The Woodvilles have historically been depicted as greedy and grasping, probably through jealousy on the part of those they bypassed during their rise through the ranks at the time of the Wars Of The Roses.
They came from obscurity to prominence because of two secret marriages.  With changes in fortune came enemies, the foremost being Richard, Earl of Warwick, friend, loyal Yorkist and close relative of Edward IV, Plantagenet King of England. 

Sir Richard Woodville, Baron Rivers, was placed in the service of John, Duke of Bedford, at his Court in Rouen.  When the Duke died, Richard secretly married the Duke’s widow Jacquetta of Luxembourg.
Their daughter Elizabeth, first married to Sir John Grey of Groby (a Lancastrian), but widowed after a few short years, then married  Edward IV.

She became known as the White Queen. Rumours were circulated by those offended by these events that both women were using witchcraft to advance their fortunes. The family rose from ‘barony’ to ‘gentry’, the wheel of fortune turning dramatically in favour of the junior branch whose ‘seat’ was Grafton in Northamptonshire. Although they did not yet hold the Manor, only parcels of land, they soon established themselves in the County and reached the highest level of society because of the marriage.  Even when Elizabeth and Edward’s two sons, Edward V and Richard, Duke of York, later referred to as ‘The Princes in the Tower’, were supposed to have been murdered by their uncle, Richard III, the  family’s reputation was not dampened. 

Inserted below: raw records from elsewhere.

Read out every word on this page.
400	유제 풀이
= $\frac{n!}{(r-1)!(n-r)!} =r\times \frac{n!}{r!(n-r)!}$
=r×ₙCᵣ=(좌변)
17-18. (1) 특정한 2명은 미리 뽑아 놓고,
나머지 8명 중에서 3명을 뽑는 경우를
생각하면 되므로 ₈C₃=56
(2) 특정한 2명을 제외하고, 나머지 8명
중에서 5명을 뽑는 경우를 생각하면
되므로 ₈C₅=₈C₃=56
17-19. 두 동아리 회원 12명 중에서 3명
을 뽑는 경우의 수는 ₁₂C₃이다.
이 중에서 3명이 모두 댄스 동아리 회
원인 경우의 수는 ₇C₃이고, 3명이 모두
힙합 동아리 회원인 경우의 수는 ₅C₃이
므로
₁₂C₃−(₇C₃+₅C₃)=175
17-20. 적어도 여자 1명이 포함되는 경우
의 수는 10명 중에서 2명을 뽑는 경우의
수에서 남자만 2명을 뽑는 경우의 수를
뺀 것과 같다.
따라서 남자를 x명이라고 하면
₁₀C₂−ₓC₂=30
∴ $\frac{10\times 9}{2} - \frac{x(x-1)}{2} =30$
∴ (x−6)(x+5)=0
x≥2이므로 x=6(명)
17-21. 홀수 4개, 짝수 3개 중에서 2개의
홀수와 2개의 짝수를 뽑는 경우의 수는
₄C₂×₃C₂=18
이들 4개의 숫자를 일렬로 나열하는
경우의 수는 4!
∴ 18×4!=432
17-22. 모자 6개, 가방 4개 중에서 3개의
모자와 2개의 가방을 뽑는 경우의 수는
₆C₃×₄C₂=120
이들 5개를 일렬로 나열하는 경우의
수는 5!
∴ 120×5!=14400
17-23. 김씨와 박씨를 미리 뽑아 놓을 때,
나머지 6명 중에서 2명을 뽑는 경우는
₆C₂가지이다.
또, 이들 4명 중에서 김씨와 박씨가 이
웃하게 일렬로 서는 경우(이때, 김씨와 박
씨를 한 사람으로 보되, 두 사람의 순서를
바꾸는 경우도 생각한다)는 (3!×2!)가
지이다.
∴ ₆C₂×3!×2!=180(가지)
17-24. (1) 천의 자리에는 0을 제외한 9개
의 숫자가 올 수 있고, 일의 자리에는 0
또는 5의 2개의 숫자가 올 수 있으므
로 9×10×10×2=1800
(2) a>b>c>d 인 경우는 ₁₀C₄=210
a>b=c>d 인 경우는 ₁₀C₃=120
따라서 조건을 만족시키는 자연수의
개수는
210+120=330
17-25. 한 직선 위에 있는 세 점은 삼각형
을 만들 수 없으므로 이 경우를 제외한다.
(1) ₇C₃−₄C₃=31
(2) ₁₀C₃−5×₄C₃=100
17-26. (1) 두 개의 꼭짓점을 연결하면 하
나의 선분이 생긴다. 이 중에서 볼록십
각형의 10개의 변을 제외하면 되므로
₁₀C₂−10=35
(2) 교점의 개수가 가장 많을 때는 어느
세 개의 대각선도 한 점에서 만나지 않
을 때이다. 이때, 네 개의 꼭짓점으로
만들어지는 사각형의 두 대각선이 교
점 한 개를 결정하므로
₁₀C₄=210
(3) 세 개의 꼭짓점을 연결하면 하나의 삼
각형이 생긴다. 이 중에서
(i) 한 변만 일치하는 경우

At the time of the Battle of Bosworth, 22nd August 1485, the Manor of West Thurrock with the house known as Stonehouse  was held by Richard, the second Earl Rivers, younger son of Jacquetta and Richard Woodville. He died in 1491 and left no heirs, so the Manor reverted to the Crown. However, a later holder of the Manor was Thomas Grey, Marquess of Dorset, son of Elizabeth Woodville and her first husband, Sir John Grey. When Thomas sold it in 1517 the Woodvilles no longer held the Manor. 

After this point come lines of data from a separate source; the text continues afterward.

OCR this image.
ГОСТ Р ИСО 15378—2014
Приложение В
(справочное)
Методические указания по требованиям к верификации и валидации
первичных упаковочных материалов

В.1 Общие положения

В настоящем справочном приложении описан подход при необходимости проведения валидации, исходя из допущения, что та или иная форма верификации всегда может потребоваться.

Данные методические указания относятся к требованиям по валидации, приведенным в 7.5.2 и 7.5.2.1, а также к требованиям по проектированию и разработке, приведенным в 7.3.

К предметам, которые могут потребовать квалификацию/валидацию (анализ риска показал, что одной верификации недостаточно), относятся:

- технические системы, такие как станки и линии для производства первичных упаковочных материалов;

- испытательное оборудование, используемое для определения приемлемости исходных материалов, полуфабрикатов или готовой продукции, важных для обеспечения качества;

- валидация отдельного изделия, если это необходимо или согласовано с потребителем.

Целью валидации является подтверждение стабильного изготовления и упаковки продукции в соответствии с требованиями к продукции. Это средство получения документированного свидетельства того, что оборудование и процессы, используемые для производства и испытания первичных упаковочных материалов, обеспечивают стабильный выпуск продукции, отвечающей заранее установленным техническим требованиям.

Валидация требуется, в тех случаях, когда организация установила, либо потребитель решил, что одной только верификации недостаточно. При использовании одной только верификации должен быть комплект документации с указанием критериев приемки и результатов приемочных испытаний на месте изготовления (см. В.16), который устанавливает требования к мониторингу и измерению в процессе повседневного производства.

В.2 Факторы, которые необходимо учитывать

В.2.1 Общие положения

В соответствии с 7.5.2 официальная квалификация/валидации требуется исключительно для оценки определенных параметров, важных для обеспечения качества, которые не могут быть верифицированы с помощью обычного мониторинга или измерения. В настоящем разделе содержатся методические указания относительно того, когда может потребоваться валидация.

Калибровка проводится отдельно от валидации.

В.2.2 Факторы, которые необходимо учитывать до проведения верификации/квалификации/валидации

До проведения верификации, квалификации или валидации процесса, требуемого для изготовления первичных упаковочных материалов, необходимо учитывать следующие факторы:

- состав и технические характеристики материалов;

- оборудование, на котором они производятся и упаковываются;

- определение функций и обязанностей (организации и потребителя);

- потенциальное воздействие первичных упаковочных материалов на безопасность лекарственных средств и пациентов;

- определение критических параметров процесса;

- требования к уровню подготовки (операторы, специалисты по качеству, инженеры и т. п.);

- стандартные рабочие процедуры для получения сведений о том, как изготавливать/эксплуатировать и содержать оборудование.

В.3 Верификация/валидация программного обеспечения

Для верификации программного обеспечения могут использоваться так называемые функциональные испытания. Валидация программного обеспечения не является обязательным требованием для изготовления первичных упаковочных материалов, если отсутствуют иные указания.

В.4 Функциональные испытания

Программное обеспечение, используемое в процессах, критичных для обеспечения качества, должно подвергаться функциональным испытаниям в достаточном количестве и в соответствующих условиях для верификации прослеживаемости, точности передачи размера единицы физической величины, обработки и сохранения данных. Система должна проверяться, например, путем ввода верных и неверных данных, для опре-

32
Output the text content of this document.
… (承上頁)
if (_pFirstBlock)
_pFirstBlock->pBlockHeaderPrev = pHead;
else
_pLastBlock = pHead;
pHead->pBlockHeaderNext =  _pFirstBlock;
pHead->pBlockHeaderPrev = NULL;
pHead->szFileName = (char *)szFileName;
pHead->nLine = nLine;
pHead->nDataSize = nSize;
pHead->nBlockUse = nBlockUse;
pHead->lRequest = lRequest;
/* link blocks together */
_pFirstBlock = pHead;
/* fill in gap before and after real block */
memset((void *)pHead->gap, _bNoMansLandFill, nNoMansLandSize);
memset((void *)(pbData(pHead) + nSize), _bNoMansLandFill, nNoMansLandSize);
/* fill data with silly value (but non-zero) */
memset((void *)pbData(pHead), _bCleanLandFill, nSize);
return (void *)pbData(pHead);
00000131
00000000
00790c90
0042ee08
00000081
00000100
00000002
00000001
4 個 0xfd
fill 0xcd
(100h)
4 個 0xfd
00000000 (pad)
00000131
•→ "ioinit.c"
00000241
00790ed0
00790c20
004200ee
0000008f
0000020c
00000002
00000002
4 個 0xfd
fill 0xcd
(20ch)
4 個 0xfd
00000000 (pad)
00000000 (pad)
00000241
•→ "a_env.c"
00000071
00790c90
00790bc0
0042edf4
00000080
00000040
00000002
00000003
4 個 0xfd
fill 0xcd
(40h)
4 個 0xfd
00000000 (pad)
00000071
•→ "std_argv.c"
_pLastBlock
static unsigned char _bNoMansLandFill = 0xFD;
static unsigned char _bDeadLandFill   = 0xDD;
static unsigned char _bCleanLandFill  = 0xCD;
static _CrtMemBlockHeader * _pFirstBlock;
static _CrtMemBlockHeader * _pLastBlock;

Stone House was situated on the Highway now known as London Road, facing north towards what we now know as Stonehouse Lane. When Elizabeth I, descendant of Elizabeth Woodville, was Queen, Cicely Long and her husband held the Manor. They had 2 daughters Magdalen and Martha. To ensure a fair division of the Manor between them Cicely commissioned a second house. This was High House, built a very short distance from Stone House on the opposite side of the road on a slight incline.